Above all focus on spirituality: godliness, holiness, rightness. Remember: your spirit and soul (yourself) is all you have which is eternal (Ecclesiastes 12:7). If you were provided with a comprehensive list of thou shalts and thou shalt nots it would be a book of many thousands of pages. Aren’t you glad such an intensive inclusive code is not forced on you?

Emphasis: be careful with your mind. Self-caring love for yourself means you will search for the truth, accept the truth, apply the truth to yourself, and obey the truth, tell the truth – even when it is difficult. A growing attitude today is like that in Isaiah 30:10 where people told the prophet not to teach straight and strict words of God but to preach smooth things, easy things – stop presenting to us the words of the Lord; we don’t want to hear what the “Holy One of Israel” says. That’s the Old Testament version and example of “tickle our ears or just shut up” ( 1 Timothy 1-4, 2 Timothy 1:4). The first question you should ask of any teacher or teaching: “Is it true?” If it is not true it cannot make you free (John 8:31-32). You cannot teach the truth by telling lies. No lie is of the truth. 1 John 2:21

Be careful in social matters (1 Corinthians 15:33) – discretion in whom you allow to be associates, friends, companions. They will affect your mind, thoughts, attitudes and relationships.

We can summarize this point by saying AGAPĒ love avoids everything detrimental to body, soul, and spirit and diligently does everything good for body, soul, and spirit. If you are good for yourself you love yourself and will be good to others.
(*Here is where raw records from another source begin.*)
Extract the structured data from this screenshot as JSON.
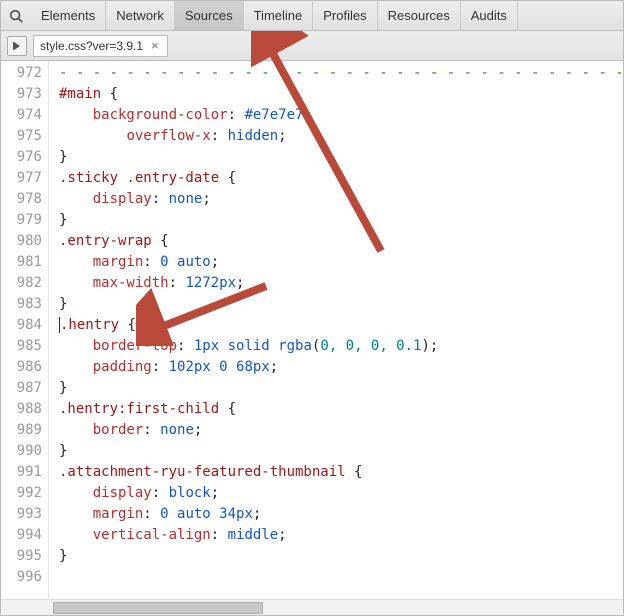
{
  "toolbar": {
    "tabs": [
      {
        "label": "Elements",
        "active": false
      },
      {
        "label": "Network",
        "active": false
      },
      {
        "label": "Sources",
        "active": true
      },
      {
        "label": "Timeline",
        "active": false
      },
      {
        "label": "Profiles",
        "active": false
      },
      {
        "label": "Resources",
        "active": false
      },
      {
        "label": "Audits",
        "active": false
      }
    ]
  },
  "file_tab": {
    "name": "style.css?ver=3.9.1",
    "close_glyph": "×"
  },
  "gutter": {
    "start": 972,
    "end": 996
  },
  "code_lines": [
    {
      "n": 972,
      "tokens": [
        {
          "t": "- - - - - - - - - - - - - - - - - - - - - - - - - - - - - - - - - - - - - - */",
          "c": "c-comment"
        }
      ]
    },
    {
      "n": 973,
      "tokens": [
        {
          "t": "#main",
          "c": "c-selector"
        },
        {
          "t": " {",
          "c": "c-brace"
        }
      ]
    },
    {
      "n": 974,
      "tokens": [
        {
          "t": "    ",
          "c": ""
        },
        {
          "t": "background-color",
          "c": "c-prop"
        },
        {
          "t": ": ",
          "c": "c-punct"
        },
        {
          "t": "#e7e7e7",
          "c": "c-hex"
        },
        {
          "t": ";",
          "c": "c-punct"
        }
      ]
    },
    {
      "n": 975,
      "tokens": [
        {
          "t": "        ",
          "c": ""
        },
        {
          "t": "overflow-x",
          "c": "c-prop"
        },
        {
          "t": ": ",
          "c": "c-punct"
        },
        {
          "t": "hidden",
          "c": "c-value"
        },
        {
          "t": ";",
          "c": "c-punct"
        }
      ]
    },
    {
      "n": 976,
      "tokens": [
        {
          "t": "}",
          "c": "c-brace"
        }
      ]
    },
    {
      "n": 977,
      "tokens": [
        {
          "t": ".sticky .entry-date",
          "c": "c-selector"
        },
        {
          "t": " {",
          "c": "c-brace"
        }
      ]
    },
    {
      "n": 978,
      "tokens": [
        {
          "t": "    ",
          "c": ""
        },
        {
          "t": "display",
          "c": "c-prop"
        },
        {
          "t": ": ",
          "c": "c-punct"
        },
        {
          "t": "none",
          "c": "c-value"
        },
        {
          "t": ";",
          "c": "c-punct"
        }
      ]
    },
    {
      "n": 979,
      "tokens": [
        {
          "t": "}",
          "c": "c-brace"
        }
      ]
    },
    {
      "n": 980,
      "tokens": [
        {
          "t": ".entry-wrap",
          "c": "c-selector"
        },
        {
          "t": " {",
          "c": "c-brace"
        }
      ]
    },
    {
      "n": 981,
      "tokens": [
        {
          "t": "    ",
          "c": ""
        },
        {
          "t": "margin",
          "c": "c-prop"
        },
        {
          "t": ": ",
          "c": "c-punct"
        },
        {
          "t": "0 auto",
          "c": "c-value"
        },
        {
          "t": ";",
          "c": "c-punct"
        }
      ]
    },
    {
      "n": 982,
      "tokens": [
        {
          "t": "    ",
          "c": ""
        },
        {
          "t": "max-width",
          "c": "c-prop"
        },
        {
          "t": ": ",
          "c": "c-punct"
        },
        {
          "t": "1272px",
          "c": "c-num"
        },
        {
          "t": ";",
          "c": "c-punct"
        }
      ]
    },
    {
      "n": 983,
      "tokens": [
        {
          "t": "}",
          "c": "c-brace"
        }
      ]
    },
    {
      "n": 984,
      "cursor": true,
      "tokens": [
        {
          "t": ".hentry",
          "c": "c-selector"
        },
        {
          "t": " {",
          "c": "c-brace"
        }
      ]
    },
    {
      "n": 985,
      "tokens": [
        {
          "t": "    ",
          "c": ""
        },
        {
          "t": "border-top",
          "c": "c-prop"
        },
        {
          "t": ": ",
          "c": "c-punct"
        },
        {
          "t": "1px solid ",
          "c": "c-value"
        },
        {
          "t": "rgba",
          "c": "c-func"
        },
        {
          "t": "(",
          "c": "c-punct"
        },
        {
          "t": "0, 0, 0, 0.1",
          "c": "c-rgba-args"
        },
        {
          "t": ")",
          "c": "c-punct"
        },
        {
          "t": ";",
          "c": "c-punct"
        }
      ]
    },
    {
      "n": 986,
      "tokens": [
        {
          "t": "    ",
          "c": ""
        },
        {
          "t": "padding",
          "c": "c-prop"
        },
        {
          "t": ": ",
          "c": "c-punct"
        },
        {
          "t": "102px 0 68px",
          "c": "c-num"
        },
        {
          "t": ";",
          "c": "c-punct"
        }
      ]
    },
    {
      "n": 987,
      "tokens": [
        {
          "t": "}",
          "c": "c-brace"
        }
      ]
    },
    {
      "n": 988,
      "tokens": [
        {
          "t": ".hentry:first-child",
          "c": "c-selector"
        },
        {
          "t": " {",
          "c": "c-brace"
        }
      ]
    },
    {
      "n": 989,
      "tokens": [
        {
          "t": "    ",
          "c": ""
        },
        {
          "t": "border",
          "c": "c-prop"
        },
        {
          "t": ": ",
          "c": "c-punct"
        },
        {
          "t": "none",
          "c": "c-value"
        },
        {
          "t": ";",
          "c": "c-punct"
        }
      ]
    },
    {
      "n": 990,
      "tokens": [
        {
          "t": "}",
          "c": "c-brace"
        }
      ]
    },
    {
      "n": 991,
      "tokens": [
        {
          "t": ".attachment-ryu-featured-thumbnail",
          "c": "c-selector"
        },
        {
          "t": " {",
          "c": "c-brace"
        }
      ]
    },
    {
      "n": 992,
      "tokens": [
        {
          "t": "    ",
          "c": ""
        },
        {
          "t": "display",
          "c": "c-prop"
        },
        {
          "t": ": ",
          "c": "c-punct"
        },
        {
          "t": "block",
          "c": "c-value"
        },
        {
          "t": ";",
          "c": "c-punct"
        }
      ]
    },
    {
      "n": 993,
      "tokens": [
        {
          "t": "    ",
          "c": ""
        },
        {
          "t": "margin",
          "c": "c-prop"
        },
        {
          "t": ": ",
          "c": "c-punct"
        },
        {
          "t": "0 auto 34px",
          "c": "c-value"
        },
        {
          "t": ";",
          "c": "c-punct"
        }
      ]
    },
    {
      "n": 994,
      "tokens": [
        {
          "t": "    ",
          "c": ""
        },
        {
          "t": "vertical-align",
          "c": "c-prop"
        },
        {
          "t": ": ",
          "c": "c-punct"
        },
        {
          "t": "middle",
          "c": "c-value"
        },
        {
          "t": ";",
          "c": "c-punct"
        }
      ]
    },
    {
      "n": 995,
      "tokens": [
        {
          "t": "}",
          "c": "c-brace"
        }
      ]
    },
    {
      "n": 996,
      "tokens": [
        {
          "t": "",
          "c": ""
        }
      ]
    }
  ],
  "annotations": {
    "arrow_color": "#b94a3a"
  }
}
If you do what is bad for you it is sign that you do not love yourself – maybe it is safe to say you hate yourself and others (an attitude that is unnatural, contrary to nature).
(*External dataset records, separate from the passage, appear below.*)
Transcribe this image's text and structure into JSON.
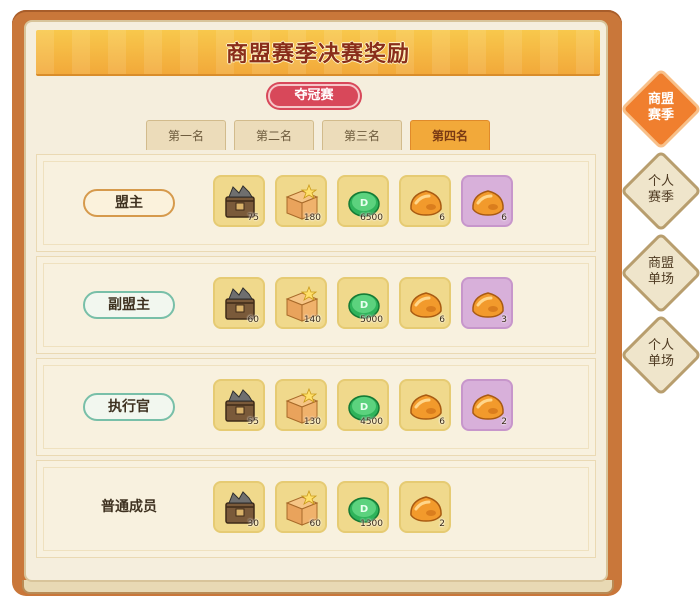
{
  "header": {
    "title": "商盟赛季决赛奖励",
    "subtitle": "夺冠赛"
  },
  "tabs": [
    {
      "label": "第一名",
      "active": false
    },
    {
      "label": "第二名",
      "active": false
    },
    {
      "label": "第三名",
      "active": false
    },
    {
      "label": "第四名",
      "active": true
    }
  ],
  "rows": [
    {
      "role": "盟主",
      "role_style": "gold",
      "rewards": [
        {
          "icon": "crate-icon",
          "qty": "75"
        },
        {
          "icon": "box-icon",
          "qty": "180"
        },
        {
          "icon": "jade-coin-icon",
          "qty": "6500"
        },
        {
          "icon": "amber-stone-icon",
          "qty": "6"
        },
        {
          "icon": "amber-stone-icon",
          "qty": "6",
          "rare": true
        }
      ]
    },
    {
      "role": "副盟主",
      "role_style": "teal",
      "rewards": [
        {
          "icon": "crate-icon",
          "qty": "60"
        },
        {
          "icon": "box-icon",
          "qty": "140"
        },
        {
          "icon": "jade-coin-icon",
          "qty": "5000"
        },
        {
          "icon": "amber-stone-icon",
          "qty": "6"
        },
        {
          "icon": "amber-stone-icon",
          "qty": "3",
          "rare": true
        }
      ]
    },
    {
      "role": "执行官",
      "role_style": "teal",
      "rewards": [
        {
          "icon": "crate-icon",
          "qty": "55"
        },
        {
          "icon": "box-icon",
          "qty": "130"
        },
        {
          "icon": "jade-coin-icon",
          "qty": "4500"
        },
        {
          "icon": "amber-stone-icon",
          "qty": "6"
        },
        {
          "icon": "amber-stone-icon",
          "qty": "2",
          "rare": true
        }
      ]
    },
    {
      "role": "普通成员",
      "role_style": "plain",
      "rewards": [
        {
          "icon": "crate-icon",
          "qty": "30"
        },
        {
          "icon": "box-icon",
          "qty": "60"
        },
        {
          "icon": "jade-coin-icon",
          "qty": "1300"
        },
        {
          "icon": "amber-stone-icon",
          "qty": "2"
        }
      ]
    }
  ],
  "side_tabs": [
    {
      "line1": "商盟",
      "line2": "赛季",
      "active": true
    },
    {
      "line1": "个人",
      "line2": "赛季",
      "active": false
    },
    {
      "line1": "商盟",
      "line2": "单场",
      "active": false
    },
    {
      "line1": "个人",
      "line2": "单场",
      "active": false
    }
  ],
  "colors": {
    "frame": "#c9773a",
    "banner": "#f2a93a",
    "title": "#8a2d1a",
    "accent_tab": "#f07f2e",
    "rare_slot": "#d8b0da"
  }
}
Does Matthew 7:12, the “golden rule” of doing to others what you would want done to yourself apply here? All cultures have this principle, at least in the negative: Do not do anything to others you would not want done to you – do not treat others in ways you do not want for yourself. Christ makes it positive: do for any and all others what you would want for yourself. Do for all what you would do for yourself, and be sure it is right, good, and helpful. AGAPĒ means do only and all that is right, good, and helpful, for yourself and neighbors. Hate (avoid, refuse, reject) everything and every way that is false (Psalm 119:104). Perhaps we need to have a study on righteous love and righteous hate – when it is proper not to love, or proper to hate anyone or anything, including yourself or your neighbor, or the devil. Repeat: do nothing that is not right, good, and helpful for yourself and neighbors.
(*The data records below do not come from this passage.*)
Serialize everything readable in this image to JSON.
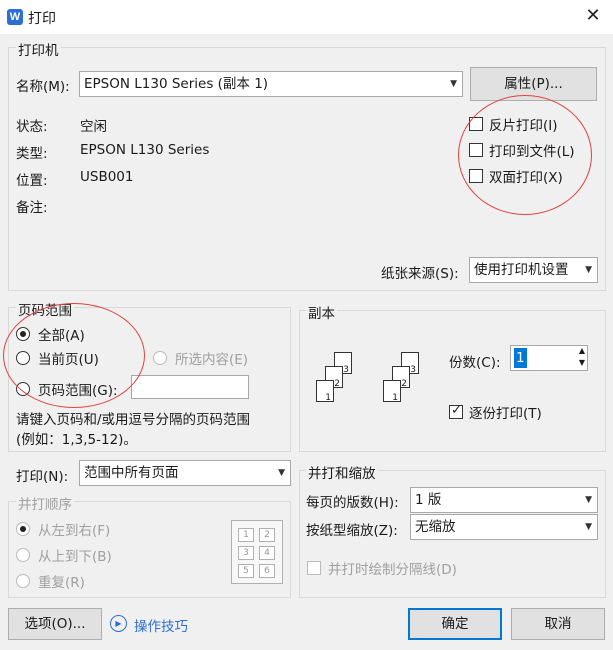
{
  "window": {
    "title": "打印",
    "app_icon_letter": "W"
  },
  "printer": {
    "group_label": "打印机",
    "name_label": "名称(M):",
    "name_value": "EPSON L130 Series (副本 1)",
    "properties_button": "属性(P)...",
    "status_label": "状态:",
    "status_value": "空闲",
    "type_label": "类型:",
    "type_value": "EPSON L130 Series",
    "location_label": "位置:",
    "location_value": "USB001",
    "comment_label": "备注:",
    "options": [
      {
        "label": "反片打印(I)",
        "checked": false
      },
      {
        "label": "打印到文件(L)",
        "checked": false
      },
      {
        "label": "双面打印(X)",
        "checked": false
      }
    ],
    "paper_source_label": "纸张来源(S):",
    "paper_source_value": "使用打印机设置"
  },
  "page_range": {
    "group_label": "页码范围",
    "all_label": "全部(A)",
    "current_label": "当前页(U)",
    "selection_label": "所选内容(E)",
    "range_label": "页码范围(G):",
    "range_value": "",
    "hint_line1": "请键入页码和/或用逗号分隔的页码范围",
    "hint_line2": "(例如：1,3,5-12)。",
    "selected": "all"
  },
  "print_what": {
    "label": "打印(N):",
    "value": "范围中所有页面"
  },
  "print_order": {
    "group_label": "并打顺序",
    "options": [
      "从左到右(F)",
      "从上到下(B)",
      "重复(R)"
    ],
    "grid_numbers": [
      "1",
      "2",
      "3",
      "4",
      "5",
      "6"
    ]
  },
  "copies": {
    "group_label": "副本",
    "count_label": "份数(C):",
    "count_value": "1",
    "collate_label": "逐份打印(T)",
    "collate_checked": true,
    "page_numbers": [
      "1",
      "2",
      "3"
    ]
  },
  "zoom": {
    "group_label": "并打和缩放",
    "pages_per_sheet_label": "每页的版数(H):",
    "pages_per_sheet_value": "1 版",
    "scale_label": "按纸型缩放(Z):",
    "scale_value": "无缩放",
    "draw_borders_label": "并打时绘制分隔线(D)"
  },
  "footer": {
    "options_button": "选项(O)...",
    "tips_link": "操作技巧",
    "ok_button": "确定",
    "cancel_button": "取消"
  },
  "colors": {
    "annotation_circle": "#e0433d",
    "accent": "#0078d7",
    "link": "#2b6fd6"
  }
}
Who is my neighbor? The lawyer in Luke 10:25-29, seeking relief from what he knew and had himself cited as the great commandment, asked, “But who is my neighbor?” He wanted to know whom he would not be required to love as he loved himself. His question precipitated Jesus’ parable about the one we call “the good Samaritan” – Jesus did not give that appellation. It should be called the parable of “the good neighbor.” How would you answer the question? Who are you required to love? Who is your neighbor – who are your neighbors? The correct answer may surprise you. Neighbors are not those who live close to your house or in your community. Your neighbor is not merely any person you are able to help. Your neighbor is anybody and everybody who is not yourself. Instead of waiting for a good neighbor to come by, take the initiative and be a good neighbor (10:36-37).


Self-love is a reality and a necessity. It should never become selfishness or focus upon self, or isolation of self from others. Selfishness, self-absorption, self-centeredness – the me first, me only, and I don;’t care about any others – is toxic, poison. We do not want it or advocate it. God does not tolerate it. If you do not know how to love yourself you cannot know how to love others. If you do not love yourself your claims to love others will not be valid. If you love God as you should and love yourself as you should, you will certainly love your neighbor (everybody else in the world) as you should.